Today in conversation with Prof. Dale Lehman, PhD., Loras College and faculty member of the Professional MBA Program Automotive Industry.
What do you think is special about the master program?
This program is unique in its focus on a single industry. The automotive industry is complex enough to include virtually all aspects of business, but the singular focus on one industry permits my to explore how analysis tools (modeling, data analysis, etc.) can improve decision making in concrete ways. Participants come from all parts of the automotive business, so there is a rich mixture of job descriptions and educational backgrounds. In this way, each course is a microcosm of business in general, but all focused on how this particular industry is evolving.
To what extent do you think distinguishes the postgraduate studies at TU Vienna from other programs?
Other programs have more diverse students in terms of their work environments (industries) and educational backgrounds and experience. This makes it more difficult to obtain a common focus during a compressed course. The automotive MBA has a built-in common understanding of industry issues, but still has a diverse student body in terms of where they work, both geographically and their place in the automotive value chain.
Which learning content do you provide students?
My focus is on modeling as an aid to decision making. I have chosen to use a spreadsheet based approach due to its flexibility to handle a wide variety of business problems and its prevalence in the business world. We explore a number of different business issues facing the industry – such as project risks, demand forecasting, exchange rate volatility, profitability of warranties, etc. – and build models that can be used to better understand the impact of different decisions on business operations.
What is the special challenge of teaching in a postgraduate program?
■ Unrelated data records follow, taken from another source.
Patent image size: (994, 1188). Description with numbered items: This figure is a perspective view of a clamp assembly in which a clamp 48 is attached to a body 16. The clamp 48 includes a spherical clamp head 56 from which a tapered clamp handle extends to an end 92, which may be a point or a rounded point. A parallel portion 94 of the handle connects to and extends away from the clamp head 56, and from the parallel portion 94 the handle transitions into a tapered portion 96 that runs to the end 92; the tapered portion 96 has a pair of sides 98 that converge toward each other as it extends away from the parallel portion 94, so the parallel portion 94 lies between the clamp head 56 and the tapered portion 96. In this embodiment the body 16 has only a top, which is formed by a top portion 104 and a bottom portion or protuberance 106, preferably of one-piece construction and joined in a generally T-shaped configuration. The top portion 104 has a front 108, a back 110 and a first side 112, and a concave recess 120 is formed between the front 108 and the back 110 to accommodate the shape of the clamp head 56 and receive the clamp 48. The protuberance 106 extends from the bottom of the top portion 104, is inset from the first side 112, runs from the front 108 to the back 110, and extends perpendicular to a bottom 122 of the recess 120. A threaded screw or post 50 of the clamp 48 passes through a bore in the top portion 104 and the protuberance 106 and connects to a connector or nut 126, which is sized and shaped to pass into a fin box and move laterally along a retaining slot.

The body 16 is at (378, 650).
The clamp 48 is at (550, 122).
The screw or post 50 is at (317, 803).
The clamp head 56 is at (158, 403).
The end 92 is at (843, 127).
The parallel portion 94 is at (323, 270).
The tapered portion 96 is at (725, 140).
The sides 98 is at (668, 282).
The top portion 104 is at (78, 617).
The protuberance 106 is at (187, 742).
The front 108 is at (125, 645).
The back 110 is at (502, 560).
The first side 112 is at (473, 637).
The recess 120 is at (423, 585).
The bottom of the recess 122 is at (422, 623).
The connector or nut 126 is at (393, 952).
Working professionals are busy people, so their time is valuable. They demand that material is relevant to their work. This requires me to not only have academic expertise, but to be able to translate that to practical settings where it can have a positive impact.
Do you also somehow benefit from teaching postgraduate students?
While it is demanding to provide accurate and current content, it is rewarding to see its relevance to practical problems. I learn from participants about the challenges faced by their industry and in their particular jobs. This helps me ensure that my material is of practical use.
How is the contact with the students? And what are the differences to students of regular study programs?
All of the students are experts in their own right. So, they bring as much to the courses as I do, but in different dimensions. Few of them have jobs as analysts, so what I am teaching is new to them. But their particular work challenges are new to me. So, there is a rich exchange of information, hopefully leading to broader and deeper understanding by all of us.
An economic education at a technical university - what do you think?
Professionals with technical backgrounds and technical jobs generally have a common base of quantitative reasoning skills that facilitate highly compressed analysis courses. Economic and business courses are often too abstract to be meaningfully applied to practical decision-making, but the technical orientation of students at a technical university allows such courses to be grounded in realistic business problems. Practical application of decision making tools is a much better way to learn than abstract principles that lack such a focus.